En principe, une concession parvient à limiter le risque de perdre des clients lorsque la direction des ventes surveille adéquatement les faits et gestes de son employé en formation, tient toutefois à préciser Yannick Bélanger. Évidemment, ces heures de suivi doivent s’ajouter au coût du recrutement.   

« Il suffit, dit-il, d’établir le revenu moyen annuel que génère un conseiller. On divise ensuite ce montant par le nombre de jours ouvrables dans une année. »

Selon Xavier Gosseye, le coût réel lié à l’embauche d’un nouvel employé va donc bien au-delà de la formation et du salaire de ce dernier. « Dans l’univers des RH, une formule assez simple permet d’évaluer la valeur d’un recrutement parmi les emplois qui engendrent des revenus à une entreprise. Il suffit, dit-il, d’établir le revenu moyen annuel que génère un conseiller. On divise ensuite ce montant par le nombre de jours ouvrables dans une année. »

Prenons par exemple un revenu moyen de 100 000 $ que l’on divise par 220 jours ouvrables, on obtient un montant de 455 $. Multipliez ensuite ce montant par le nombre de jours que le poste est laissé vacant. S’il faut 30 jours pour dénicher le bon conseiller (en général, les concessions s’allouent entre un et trois mois pour former un nouveau candidat), le coût du recrutement représente déjà plus de 13 600 $ à l’entreprise. 

 

Le temps d’essai

De l’avis des concessionnaires consultés pour cet article, le temps d’essai pour évaluer un candidat qui répond ou non aux attentes peut varier de deux semaines à un mois. « Au sein de notre groupe, nous privilégions les journées d’observation. On suggère régulièrement à un nouveau candidat de passer quelques heures ou une journée dans une des concessions de notre groupe pour bien saisir l’ampleur des futures tâches », indique Yannick Bélanger tout en précisant que l’employé est rémunéré pour ces heures d’observation.
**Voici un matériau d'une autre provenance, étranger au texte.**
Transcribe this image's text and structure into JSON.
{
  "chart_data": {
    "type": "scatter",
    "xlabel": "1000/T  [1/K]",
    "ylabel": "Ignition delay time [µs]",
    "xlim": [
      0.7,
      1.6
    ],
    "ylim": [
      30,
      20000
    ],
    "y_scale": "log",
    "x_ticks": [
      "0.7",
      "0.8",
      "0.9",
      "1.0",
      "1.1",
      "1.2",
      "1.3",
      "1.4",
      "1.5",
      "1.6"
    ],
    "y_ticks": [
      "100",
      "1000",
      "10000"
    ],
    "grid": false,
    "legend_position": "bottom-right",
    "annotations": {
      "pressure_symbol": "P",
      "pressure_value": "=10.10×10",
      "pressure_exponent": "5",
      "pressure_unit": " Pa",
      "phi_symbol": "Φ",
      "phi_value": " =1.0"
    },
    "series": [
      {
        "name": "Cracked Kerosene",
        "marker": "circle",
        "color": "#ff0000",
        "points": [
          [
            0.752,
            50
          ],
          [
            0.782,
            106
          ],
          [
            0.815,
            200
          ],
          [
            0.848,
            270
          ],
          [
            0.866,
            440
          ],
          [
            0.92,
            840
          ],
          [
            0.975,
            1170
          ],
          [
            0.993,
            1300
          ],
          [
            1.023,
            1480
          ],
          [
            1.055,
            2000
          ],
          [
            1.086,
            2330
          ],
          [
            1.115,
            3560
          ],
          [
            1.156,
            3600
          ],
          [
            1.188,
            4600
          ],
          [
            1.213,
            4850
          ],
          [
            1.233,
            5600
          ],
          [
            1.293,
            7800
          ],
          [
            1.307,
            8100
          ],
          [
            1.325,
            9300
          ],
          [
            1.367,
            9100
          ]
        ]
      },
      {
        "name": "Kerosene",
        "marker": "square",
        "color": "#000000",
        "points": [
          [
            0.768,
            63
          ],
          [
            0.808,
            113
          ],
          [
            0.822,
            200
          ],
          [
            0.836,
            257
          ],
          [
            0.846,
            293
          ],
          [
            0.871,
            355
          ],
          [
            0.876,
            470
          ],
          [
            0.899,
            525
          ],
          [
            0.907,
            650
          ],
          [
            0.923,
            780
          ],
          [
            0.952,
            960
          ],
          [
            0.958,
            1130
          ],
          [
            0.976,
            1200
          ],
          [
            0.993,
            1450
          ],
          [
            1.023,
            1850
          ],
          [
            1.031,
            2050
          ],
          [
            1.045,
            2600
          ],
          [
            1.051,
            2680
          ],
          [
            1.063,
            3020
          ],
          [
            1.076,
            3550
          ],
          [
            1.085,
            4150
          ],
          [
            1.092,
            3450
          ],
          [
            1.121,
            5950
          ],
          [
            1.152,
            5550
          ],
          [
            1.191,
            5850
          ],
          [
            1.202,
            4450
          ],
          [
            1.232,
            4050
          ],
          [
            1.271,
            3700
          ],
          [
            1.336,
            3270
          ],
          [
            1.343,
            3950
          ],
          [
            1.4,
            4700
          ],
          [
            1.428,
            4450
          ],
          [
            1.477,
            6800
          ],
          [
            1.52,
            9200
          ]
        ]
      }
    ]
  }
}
Cet exercice, dit-il, permet à l’organisation de s’ajuster et de voir si l’employé se sentira à l’aise dans son nouvel environnement. « Pour l’anecdote, nous avons un conseiller d’expérience qui travaillait dans une de nos concessions. Les résultats n’étaient malheureusement pas au rendez-vous. Au lieu de lui dire au revoir, nous lui avons suggéré d’essayer quelques jours dans une autre adresse qui fait également partie de notre groupe. Ce qui s’est avéré une excellente suggestion de notre part », explique le directeur des opérations de Tremblay Auto Groupe.

 

Aucune idée du montant, mais on a des solutions

« On savait que l’exercice nous coûtait cher, mais sans savoir le montant. Quoi qu’il en soit, on déroule désormais le tapis rouge pour le candidat qui promet. » – un concessionnaire de la région de Québec.

Bien que plusieurs concessionnaires n’aient aucune idée du coût réel d’un recrutement, certains d’entre eux avaient déjà pris des mesures pour améliorer leur sort. C’est le cas d’un concessionnaire de la région de Québec qui, depuis plus d’un an et demi, a raffiné ses stratégies de recrutement. « On savait que l’exercice nous coûtait cher, mais sans savoir le montant. Quoi qu’il en soit, on déroule désormais le tapis rouge pour le candidat qui promet. Nous sommes également très clairs et précis sur ce qu’on attend de lui ou d’elle. Tout est écrit point par point. De plus, des suivis écrits et verbaux sont faits régulièrement auprès du nouvel employé tout au long de la période de probation », explique le concessionnaire.

Et quels sont les résultats ? « Avant, nous ne parvenions à conserver que 50 % des nouveaux employés. Grâce à notre nouvelle stratégie, ce sont plus de 80 % des candidats retenus pour l’emploi qui demeurent en poste », conclut fièrement notre source de la région de Québec.